Também já em 2017, o Jornal de Notícias faz manchete: “Insolvências – todos os dias há 30 portugueses a abrir falência [declarados insolventes pelos tribunais]”. Continuando a ler, fica-se a saber que foram afetadas 11006 famílias, sendo que 635 aderiram ao PER – Programa Especial de Revitalização, continuando o GAS – Gabinete de Apoio ao Sobreendividado [da DECO] a receber estes pedidos de ajuda. Haverá 26030 registos de casos de sobreendividamento nos primeiros dez meses de 2016. Segundo a coordenadora do GAS – Natália Nunes –, numa entrevista concedida ao jornal Correio da Manhã, 15% dos que pediram ajuda são reformados com baixo rendimento, mas também há pedidos de ajuda entre quem tem “empregos precários e com salários muito baixos” e considera que “a situação financeira das famílias não teve alterações que acompanhem este aumento da procura de crédito, que é preocupante”.

Apesar da situação ser preocupante, prefiro ver esta onda de optimismo.
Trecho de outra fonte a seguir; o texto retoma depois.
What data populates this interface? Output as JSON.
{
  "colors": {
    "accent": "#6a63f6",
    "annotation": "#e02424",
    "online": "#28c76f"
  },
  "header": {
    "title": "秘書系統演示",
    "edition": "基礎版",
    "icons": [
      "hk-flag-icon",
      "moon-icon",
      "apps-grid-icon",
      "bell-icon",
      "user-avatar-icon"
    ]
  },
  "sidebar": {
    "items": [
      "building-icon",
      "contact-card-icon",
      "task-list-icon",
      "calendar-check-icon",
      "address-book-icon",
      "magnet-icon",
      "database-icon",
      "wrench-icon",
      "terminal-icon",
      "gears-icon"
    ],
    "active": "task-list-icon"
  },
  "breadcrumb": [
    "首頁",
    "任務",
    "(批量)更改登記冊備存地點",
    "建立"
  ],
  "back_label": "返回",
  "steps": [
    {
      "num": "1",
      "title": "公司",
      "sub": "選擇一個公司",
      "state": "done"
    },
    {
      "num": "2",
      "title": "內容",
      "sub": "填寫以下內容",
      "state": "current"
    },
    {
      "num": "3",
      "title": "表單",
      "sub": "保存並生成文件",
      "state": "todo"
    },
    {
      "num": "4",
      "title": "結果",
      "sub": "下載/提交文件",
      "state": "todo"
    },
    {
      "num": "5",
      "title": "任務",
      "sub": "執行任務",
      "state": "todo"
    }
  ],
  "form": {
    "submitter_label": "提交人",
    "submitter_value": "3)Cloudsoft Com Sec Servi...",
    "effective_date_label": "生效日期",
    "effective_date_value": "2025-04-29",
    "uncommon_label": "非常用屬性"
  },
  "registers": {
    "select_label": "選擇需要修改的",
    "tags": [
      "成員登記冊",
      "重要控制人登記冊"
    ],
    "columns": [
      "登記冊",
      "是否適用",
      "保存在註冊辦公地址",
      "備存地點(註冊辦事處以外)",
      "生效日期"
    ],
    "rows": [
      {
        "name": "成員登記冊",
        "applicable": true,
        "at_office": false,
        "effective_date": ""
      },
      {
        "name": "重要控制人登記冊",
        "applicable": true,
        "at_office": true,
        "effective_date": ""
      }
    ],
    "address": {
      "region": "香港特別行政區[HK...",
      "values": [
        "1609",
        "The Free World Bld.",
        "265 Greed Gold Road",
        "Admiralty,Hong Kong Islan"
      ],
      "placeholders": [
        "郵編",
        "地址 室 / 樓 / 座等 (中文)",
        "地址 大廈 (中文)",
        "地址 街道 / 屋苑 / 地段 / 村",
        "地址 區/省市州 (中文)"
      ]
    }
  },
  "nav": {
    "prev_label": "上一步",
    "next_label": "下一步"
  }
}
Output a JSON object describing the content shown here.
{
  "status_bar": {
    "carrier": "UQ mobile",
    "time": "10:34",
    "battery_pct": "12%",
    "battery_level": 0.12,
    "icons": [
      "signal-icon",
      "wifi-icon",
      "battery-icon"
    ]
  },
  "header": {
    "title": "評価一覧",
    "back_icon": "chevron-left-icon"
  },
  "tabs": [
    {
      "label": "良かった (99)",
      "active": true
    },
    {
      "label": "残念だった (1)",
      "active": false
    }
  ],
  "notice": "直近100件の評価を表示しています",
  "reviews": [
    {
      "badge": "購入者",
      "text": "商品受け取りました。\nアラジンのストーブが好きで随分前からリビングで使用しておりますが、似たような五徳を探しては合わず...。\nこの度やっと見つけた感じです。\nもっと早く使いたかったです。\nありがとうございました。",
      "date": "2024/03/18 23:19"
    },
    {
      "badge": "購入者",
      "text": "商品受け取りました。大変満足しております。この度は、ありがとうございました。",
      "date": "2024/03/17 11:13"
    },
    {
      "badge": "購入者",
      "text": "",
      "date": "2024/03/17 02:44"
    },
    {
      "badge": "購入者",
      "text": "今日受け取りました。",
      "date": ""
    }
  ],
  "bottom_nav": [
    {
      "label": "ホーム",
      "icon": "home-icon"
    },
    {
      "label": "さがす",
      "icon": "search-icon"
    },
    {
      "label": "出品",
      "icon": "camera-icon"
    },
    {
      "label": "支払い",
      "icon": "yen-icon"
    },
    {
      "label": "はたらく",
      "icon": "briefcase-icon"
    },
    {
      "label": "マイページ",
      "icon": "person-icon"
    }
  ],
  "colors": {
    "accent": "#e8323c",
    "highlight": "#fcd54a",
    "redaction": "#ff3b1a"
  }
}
Na minha adolescência fixei uma frase, que guardo até hoje, e que rezava assim: “Um pessimista é um pateta triste; um otimista é um pateta alegre”. Estava cansado de ver tanto pateta triste; sinceramente, prefiro os patetas alegres. Deve sentir-se as influências semelhantes às das cabras. Com tanta música de Natal a espalhar “boas vibrações” pelas ruas, só pode! E esta “boa onda” deixa-nos antever os resultados das próximas eleições autárquicas.